The searchable database, created by compiling the public disclosure records of lobbyists up to 2022 reveals:
Some of the most progressive-minded cities in the US employ fossil fuel lobbyists. Chicago shares a lobbyist with BP. Philadelphia’s lobbyist also works for the Koch Industries network. Los Angeles has a lobbyist contracted to the gas plant firm Tenaska. Even cities that are suing fossil fuel companies for climate damages, such as Baltimore, have fossil fuel-aligned lobbyists.
Environmental groups that push for action on climate change also, incongruously, use lobbyists employed by the fossil fuel industry. The Environmental Defense Fund shares lobbyists with ExxonMobil, Calpine and Duke Energy, all major gas producers. A lobbyist for the Natural Resources Defense Council Action Fund also works on behalf of the mining company BHP.

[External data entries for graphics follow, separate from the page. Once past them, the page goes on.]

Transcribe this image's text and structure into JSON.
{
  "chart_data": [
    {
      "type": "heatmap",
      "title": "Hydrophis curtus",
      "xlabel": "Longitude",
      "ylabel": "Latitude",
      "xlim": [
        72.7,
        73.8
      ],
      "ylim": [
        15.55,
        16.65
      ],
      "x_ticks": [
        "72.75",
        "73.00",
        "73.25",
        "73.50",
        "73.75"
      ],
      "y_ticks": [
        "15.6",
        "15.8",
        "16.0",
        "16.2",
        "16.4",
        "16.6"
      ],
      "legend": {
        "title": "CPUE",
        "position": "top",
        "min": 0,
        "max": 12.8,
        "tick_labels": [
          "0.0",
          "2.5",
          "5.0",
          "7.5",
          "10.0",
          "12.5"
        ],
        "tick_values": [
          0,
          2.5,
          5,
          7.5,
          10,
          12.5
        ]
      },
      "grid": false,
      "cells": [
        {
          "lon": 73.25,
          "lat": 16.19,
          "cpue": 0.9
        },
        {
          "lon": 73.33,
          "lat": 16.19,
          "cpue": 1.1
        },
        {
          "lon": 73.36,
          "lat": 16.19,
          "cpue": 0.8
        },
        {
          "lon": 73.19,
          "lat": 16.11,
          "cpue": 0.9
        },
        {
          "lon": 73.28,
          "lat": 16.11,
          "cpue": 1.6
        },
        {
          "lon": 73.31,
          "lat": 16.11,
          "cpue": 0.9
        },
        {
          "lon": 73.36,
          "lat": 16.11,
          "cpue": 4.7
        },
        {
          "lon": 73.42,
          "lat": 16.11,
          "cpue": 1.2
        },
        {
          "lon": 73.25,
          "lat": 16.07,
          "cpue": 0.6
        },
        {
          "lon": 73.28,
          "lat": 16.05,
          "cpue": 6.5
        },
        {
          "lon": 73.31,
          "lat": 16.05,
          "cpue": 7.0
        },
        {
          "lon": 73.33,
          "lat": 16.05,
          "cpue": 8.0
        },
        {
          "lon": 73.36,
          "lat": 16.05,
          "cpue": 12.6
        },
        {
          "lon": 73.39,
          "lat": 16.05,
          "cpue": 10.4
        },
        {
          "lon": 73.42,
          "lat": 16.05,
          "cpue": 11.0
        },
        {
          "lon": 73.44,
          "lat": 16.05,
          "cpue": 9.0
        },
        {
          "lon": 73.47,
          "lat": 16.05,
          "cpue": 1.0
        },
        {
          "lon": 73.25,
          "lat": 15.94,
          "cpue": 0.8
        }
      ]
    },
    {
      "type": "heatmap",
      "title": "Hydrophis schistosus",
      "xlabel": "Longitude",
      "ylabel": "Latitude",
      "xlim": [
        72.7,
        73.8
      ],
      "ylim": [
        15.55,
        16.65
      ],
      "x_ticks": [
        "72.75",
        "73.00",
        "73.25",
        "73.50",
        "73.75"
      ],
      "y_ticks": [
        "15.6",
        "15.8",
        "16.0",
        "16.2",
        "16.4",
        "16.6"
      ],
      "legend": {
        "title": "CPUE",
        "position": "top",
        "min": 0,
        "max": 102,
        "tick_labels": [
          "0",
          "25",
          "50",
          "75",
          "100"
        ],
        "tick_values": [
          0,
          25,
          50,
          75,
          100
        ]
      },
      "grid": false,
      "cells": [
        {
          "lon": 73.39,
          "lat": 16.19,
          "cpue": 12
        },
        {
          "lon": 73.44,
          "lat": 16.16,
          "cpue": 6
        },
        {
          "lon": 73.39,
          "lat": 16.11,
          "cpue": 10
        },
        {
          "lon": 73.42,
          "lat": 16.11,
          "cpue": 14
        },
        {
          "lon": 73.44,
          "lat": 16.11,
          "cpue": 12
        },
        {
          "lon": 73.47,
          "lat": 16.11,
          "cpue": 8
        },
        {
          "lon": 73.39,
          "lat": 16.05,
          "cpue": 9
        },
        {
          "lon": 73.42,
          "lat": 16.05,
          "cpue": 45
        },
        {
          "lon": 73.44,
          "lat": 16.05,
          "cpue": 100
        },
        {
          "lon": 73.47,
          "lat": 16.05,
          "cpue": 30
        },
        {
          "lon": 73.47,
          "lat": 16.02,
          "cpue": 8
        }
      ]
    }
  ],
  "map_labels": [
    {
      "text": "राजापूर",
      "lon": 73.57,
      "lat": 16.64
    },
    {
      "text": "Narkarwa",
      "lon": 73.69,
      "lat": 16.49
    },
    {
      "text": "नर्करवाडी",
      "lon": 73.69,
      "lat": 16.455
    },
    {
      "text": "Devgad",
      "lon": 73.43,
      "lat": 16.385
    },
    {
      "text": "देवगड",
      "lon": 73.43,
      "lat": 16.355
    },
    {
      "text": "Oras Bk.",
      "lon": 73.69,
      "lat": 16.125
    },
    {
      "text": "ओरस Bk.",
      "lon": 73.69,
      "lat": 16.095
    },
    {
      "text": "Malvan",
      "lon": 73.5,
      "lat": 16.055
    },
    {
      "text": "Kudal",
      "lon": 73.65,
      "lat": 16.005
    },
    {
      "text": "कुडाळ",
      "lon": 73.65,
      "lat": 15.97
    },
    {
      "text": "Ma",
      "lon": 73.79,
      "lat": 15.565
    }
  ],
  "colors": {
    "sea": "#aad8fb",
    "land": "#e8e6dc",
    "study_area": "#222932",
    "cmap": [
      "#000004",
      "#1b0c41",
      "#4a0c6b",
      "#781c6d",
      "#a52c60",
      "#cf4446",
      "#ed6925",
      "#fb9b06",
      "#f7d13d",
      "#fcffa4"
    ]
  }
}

Large tech companies have repeatedly touted their climate credentials but many also use fossil fuel-aligned lobbyists. Amazon employs fossil fuel lobbyists in 27 states. Apple shares a lobbyist with the Koch network. Microsoft’s lobbyist also lobbies on behalf of Exxon. Google has a lobbyist who has seven different fossil fuel companies as clients.
More than 150 universities have ties to lobbyists who also push the interests of fossil fuel companies. These include colleges that have vowed to divest from fossil fuels under pressure from students concerned about the climate crisis, such as California State University, the University of Washington, Johns Hopkins University and Syracuse University. Scores of school districts, from Washington state to Florida, have lobbyists who also work for fossil fuel interests.
A constellation of cultural and recreational bodies also use fossil fuel lobbyists, despite in many cases calling for action on the climate crisis. The New Museum in New York City, the Los Angeles County Museum of Art and the Sundance Film Institute in Utah all share lobbyists with fossil fuel interests, as does the Cincinnati Symphony Orchestra and the Florida Aquarium. Even top ski resorts such as Jackson Hole and Vail, which face the prospect of dwindling snow on slopes due to rising temperatures, use fossil fuel lobbyists.
Cities, companies, universities and green groups that use fossil fuel-linked lobbyists said this work didn’t conflict with their own climate goals and in some cases was even beneficial. “It is common for lobbyists to work for a variety of clients,” said a spokesperson for the University of Washington.
A spokesperson for the Los Angeles County Museum of Art said it had retained a lobbyist on the F Minus database “for a period during the pandemic … We are not currently working with the company.”